# Generic IEEE 1284 printer driver installation issue[MOVED FROM WINDOWS]



## allison1968 (Jul 7, 2008)

I was installing an hp photosmart printer on windows XP SP2. I was able to install the software and the printer driver but when I got to the part where it was looking for the generic printer driver it could not be found on either the downloaded driver from HP or my Windows xP installation disk. I have an unknown device in the device manager that I would like to update with the driver so the printer will respond. Is there anyone who can help with this>? Any help will be appreciated.

Thanks:4-dontkno


----------



## Coolfreak (May 27, 2008)

*Re: Generic IEEE 1284 printer driver installation issue*

*Here* is a free program which can help you find out exactly what the Unknown device is.

_(Simply click the colored link to be re-directed)_

Which will then help us verify what driver you need.

-Coolfreak


----------



## Dwarflord (Dec 13, 2007)

*Re: Generic IEEE 1284 printer driver installation issue*

Nice post Coolfreak:smile:


----------



## allison1968 (Jul 7, 2008)

*Re: Generic IEEE 1284 printer driver installation issue*

Thanks for your help so far. Iknow the device is the printer because as soon as I disconnect it the generic unknown device disappears. I am technical and usually the driver can be found in the cab files or on the driver but to no avail this time. I also tried the win xp cd and still can't locate the file.

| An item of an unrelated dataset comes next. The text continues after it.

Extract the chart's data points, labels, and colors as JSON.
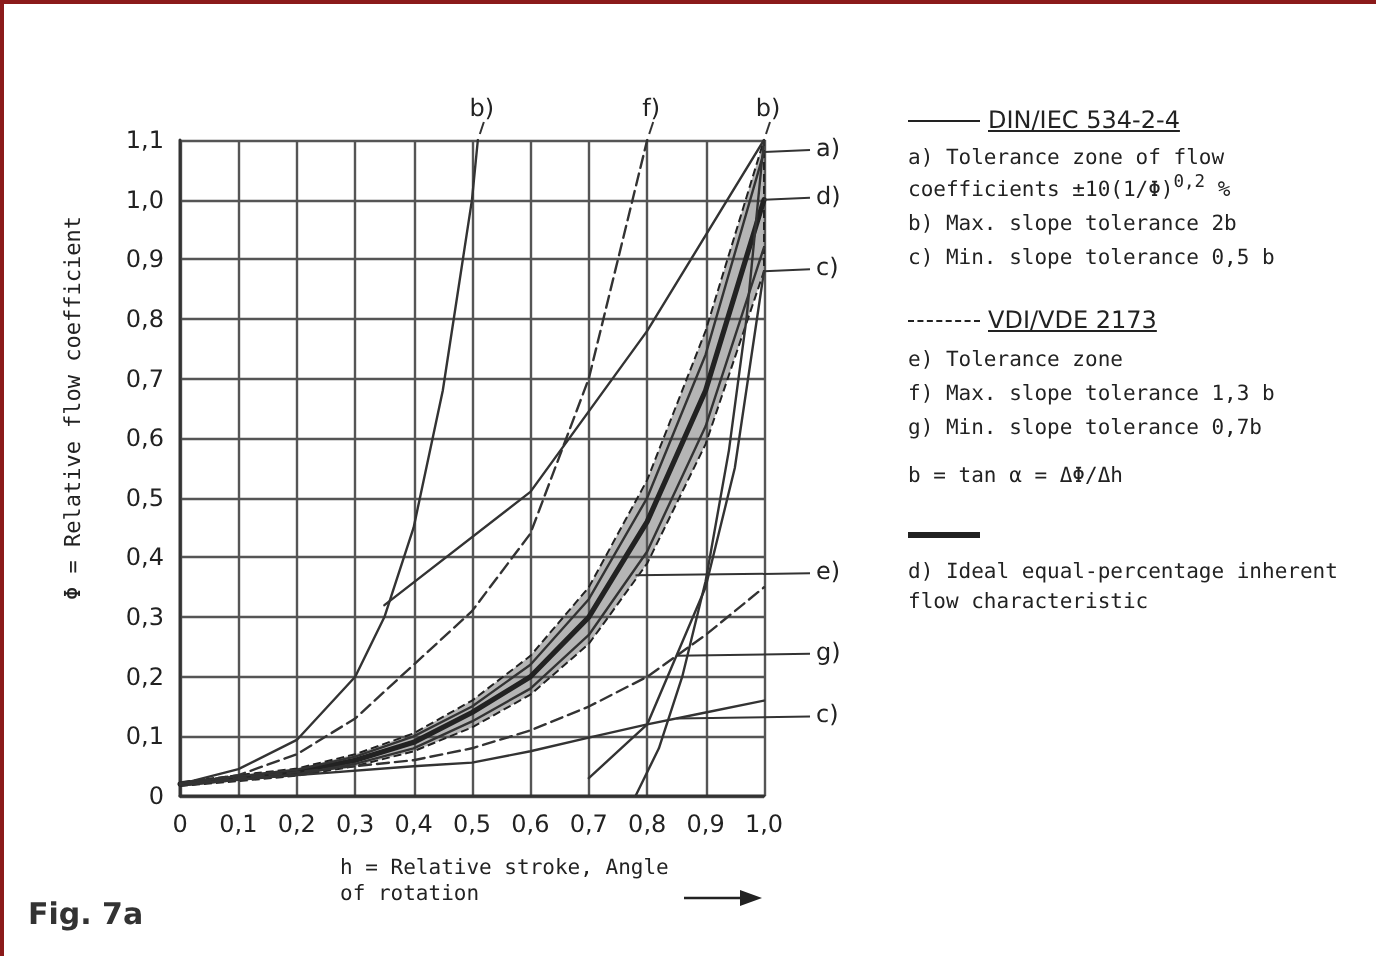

any other help is appreciated:wave:


----------



## Coolfreak (May 27, 2008)

*Re: Generic IEEE 1284 printer driver installation issue*

Does the printer show up when you go to: *Start* > *Printers and Faxes*?


----------



## allison1968 (Jul 7, 2008)

*Re: Generic IEEE 1284 printer driver installation issue*

No it goes through the entire installation and after downloading a patch at the urgence of HP it will not detect the printer. The CPU does but the installation does not complete and I know if I could get the generic driver installed I can then go and find the installed driver in the list but until I can get past these hurdles I am stuck


----------